The answer to that it is entirely dependent upon your needs, because Powers of Attorney (POA) can be general, durable or both. In other words, there are several types of Powers of Attorney, that differ in scope and duration, which might make it confusing to figure out what kind is best for you and yours.
A General Power of Attorney is the broadest in scope and authorizes another person to act on your behalf and make decisions for a wide range of business and legal matters in the event that you may not be able or available to do so for yourself. There are other types of POA that are less broad, for example the powers may be limited to only healthcare, or only for financial purposes.
In addition, Powers of Attorney can be Non-durable when only enacted for a limited period of time or for a specific transaction, and the powers cease when the task/time is completed. A non-durable POA also ceases power if the principal becomes incapacitated. In contrast, a Durable POA is not limited to a specific task/time period and it is durable and enforceable even after the principal loses the ability to make decisions or if the principal is away and unavailable. So, there are circumstances that call for either a General or Durable POA , but a combined General Durable POA authorizes the widest powers and in more situations.
Enacting a Power of Attorney may be one of the most important things you can do to protect yourself and your family. It is commonplace for the aging and elderly to establish a POA to safeguard and ensure their interests, as they may be less apt to understand or incapacitated to make decisions. A POA is not just something you do for decisions affecting yourself or your parents.
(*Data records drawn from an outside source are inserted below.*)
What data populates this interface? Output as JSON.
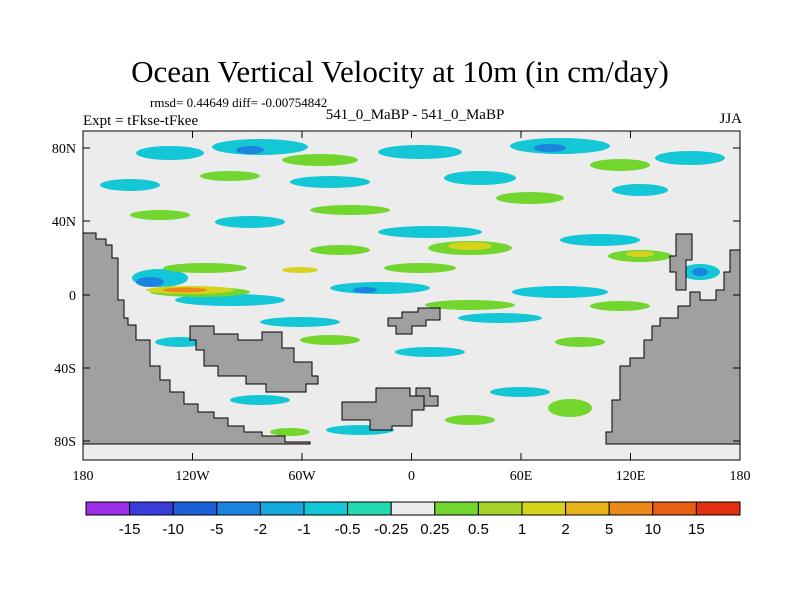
{
  "header": {
    "title": "Ocean Vertical Velocity at 10m (in cm/day)",
    "stats": "rmsd= 0.44649 diff= -0.00754842",
    "experiment": "Expt = tFkse-tFkee",
    "comparison": "541_0_MaBP - 541_0_MaBP",
    "season": "JJA"
  },
  "axes": {
    "longitude_ticks": [
      "180",
      "120W",
      "60W",
      "0",
      "60E",
      "120E",
      "180"
    ],
    "latitude_ticks": [
      "80N",
      "40N",
      "0",
      "40S",
      "80S"
    ]
  },
  "colorbar": {
    "labels": [
      "-15",
      "-10",
      "-5",
      "-2",
      "-1",
      "-0.5",
      "-0.25",
      "0.25",
      "0.5",
      "1",
      "2",
      "5",
      "10",
      "15"
    ],
    "colors": [
      "#9b2fe6",
      "#3b3ddb",
      "#1a5fd8",
      "#1b84e0",
      "#16a9e0",
      "#13c7d6",
      "#22d9b0",
      "#ececec",
      "#72d62f",
      "#a6d42a",
      "#d6d21e",
      "#e8b21b",
      "#ec8a19",
      "#e85e14",
      "#e03010"
    ]
  },
  "map_colors": {
    "ocean": "#ececec",
    "land": "#a0a0a0",
    "outline": "#000000"
  }
}
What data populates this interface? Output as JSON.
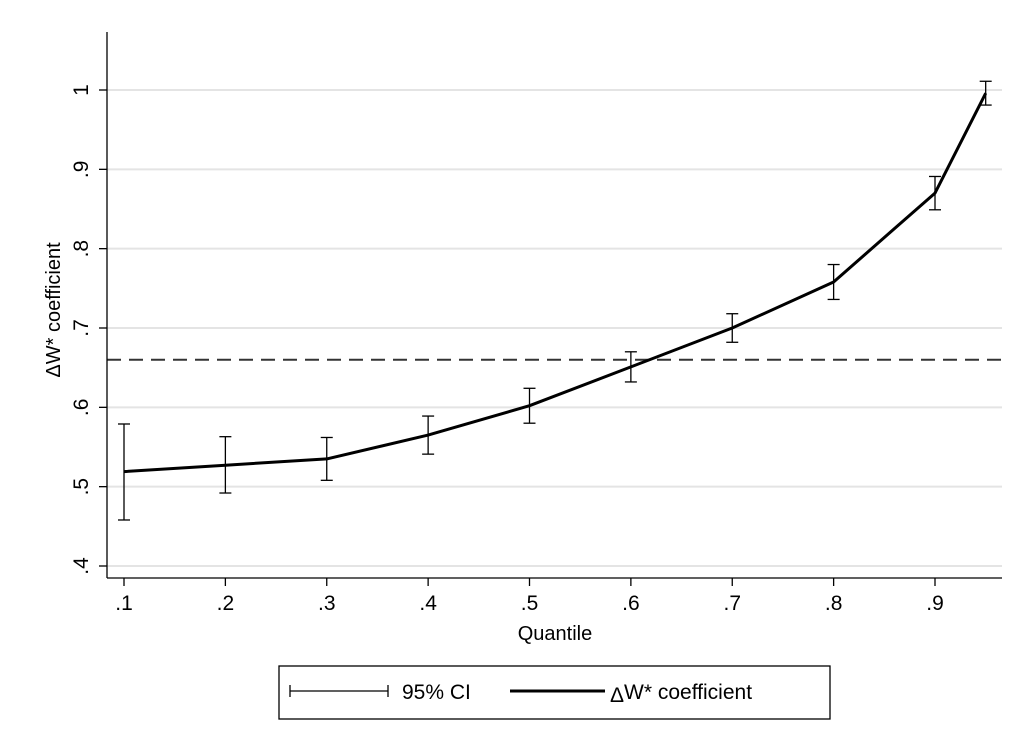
{
  "chart_data": {
    "type": "line",
    "xlabel": "Quantile",
    "ylabel_symbol": "Δ",
    "ylabel_text": "W* coefficient",
    "x_ticks": [
      ".1",
      ".2",
      ".3",
      ".4",
      ".5",
      ".6",
      ".7",
      ".8",
      ".9"
    ],
    "x_tick_values": [
      0.1,
      0.2,
      0.3,
      0.4,
      0.5,
      0.6,
      0.7,
      0.8,
      0.9
    ],
    "y_ticks": [
      ".4",
      ".5",
      ".6",
      ".7",
      ".8",
      ".9",
      "1"
    ],
    "y_tick_values": [
      0.4,
      0.5,
      0.6,
      0.7,
      0.8,
      0.9,
      1.0
    ],
    "xlim": [
      0.1,
      0.95
    ],
    "ylim": [
      0.39,
      1.07
    ],
    "grid": true,
    "reference_line": {
      "y": 0.66,
      "style": "dashed"
    },
    "series": [
      {
        "name": "ΔW* coefficient",
        "x": [
          0.1,
          0.2,
          0.3,
          0.4,
          0.5,
          0.6,
          0.7,
          0.8,
          0.9,
          0.95
        ],
        "y": [
          0.519,
          0.527,
          0.535,
          0.565,
          0.602,
          0.651,
          0.7,
          0.758,
          0.87,
          0.996
        ]
      }
    ],
    "ci": {
      "name": "95% CI",
      "lower": [
        0.458,
        0.492,
        0.508,
        0.541,
        0.58,
        0.632,
        0.682,
        0.736,
        0.849,
        0.981
      ],
      "upper": [
        0.579,
        0.563,
        0.562,
        0.589,
        0.624,
        0.67,
        0.718,
        0.78,
        0.891,
        1.011
      ]
    },
    "legend": {
      "position": "bottom",
      "items": [
        {
          "label": "95% CI"
        },
        {
          "prefix": "Δ",
          "label": "W* coefficient"
        }
      ]
    },
    "colors": {
      "line": "#000000",
      "grid": "#e4e4e4",
      "reference": "#333333"
    }
  }
}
Especially if you have minor children, it’s important to designate someone you trust to make decisions in your absence or “stead”.
Sometimes the situations that call for a POA are planned, such as when you schedule a surgery or travel out of the country, but in many instances, you cannot anticipate events that would leave you incapacitated or unavailable, such as a traumatic accident or injury, complicated hospitalization, or any instance in which you cannot be contacted in a timely fashion. A key reason for establishing a POA is in anticipation for unplanned events such as these.
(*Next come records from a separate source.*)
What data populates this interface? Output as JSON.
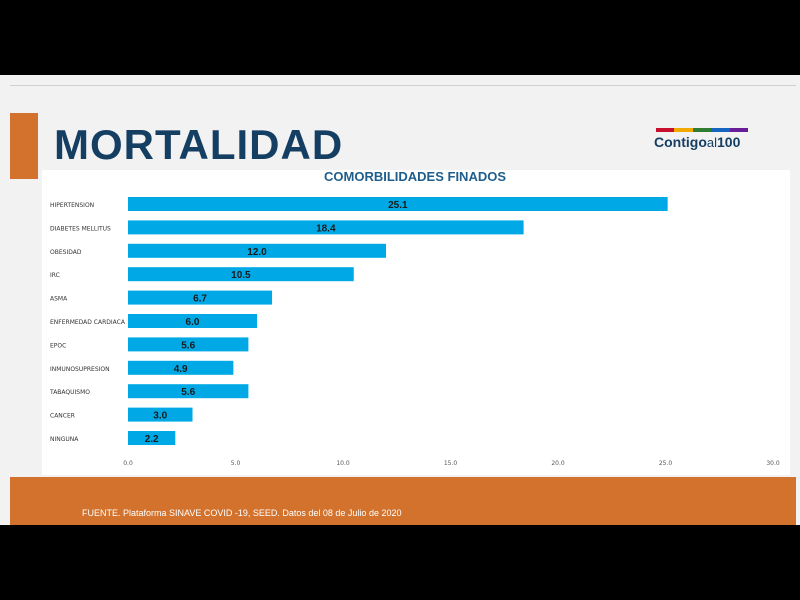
{
  "slide": {
    "title": "MORTALIDAD",
    "logo": {
      "main": "Contigo",
      "small": "al",
      "num": "100",
      "bar_colors": [
        "#c8102e",
        "#f2a900",
        "#2e7d32",
        "#1565c0",
        "#6a1b9a"
      ]
    },
    "source": "FUENTE. Plataforma SINAVE COVID -19, SEED. Datos del 08 de Julio de 2020"
  },
  "colors": {
    "title": "#153e63",
    "accent": "#d2722c",
    "bar": "#00a9e6",
    "chart_title": "#1f5e8c"
  },
  "chart_data": {
    "type": "bar",
    "orientation": "horizontal",
    "title": "COMORBILIDADES FINADOS",
    "categories": [
      "HIPERTENSION",
      "DIABETES MELLITUS",
      "OBESIDAD",
      "IRC",
      "ASMA",
      "ENFERMEDAD CARDIACA",
      "EPOC",
      "INMUNOSUPRESION",
      "TABAQUISMO",
      "CANCER",
      "NINGUNA"
    ],
    "values": [
      25.1,
      18.4,
      12.0,
      10.5,
      6.7,
      6.0,
      5.6,
      4.9,
      5.6,
      3.0,
      2.2
    ],
    "value_labels": [
      "25.1",
      "18.4",
      "12.0",
      "10.5",
      "6.7",
      "6.0",
      "5.6",
      "4.9",
      "5.6",
      "3.0",
      "2.2"
    ],
    "xlim": [
      0,
      30
    ],
    "xticks": [
      "0.0",
      "5.0",
      "10.0",
      "15.0",
      "20.0",
      "25.0",
      "30.0"
    ],
    "grid": false,
    "legend": "none"
  }
}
You can name anyone you wish to serve as your Power of Attorney, provided it is someone you trust to act on your behalf and to execute your wishes, such as a spouse, an adult child or sibling, a close family friend or another third party such as your attorney. (That’s right. You can designate and grant your attorney with Powers of Attorney.) It matters who you designate, as they will be making important decisions about your and your family’s lives.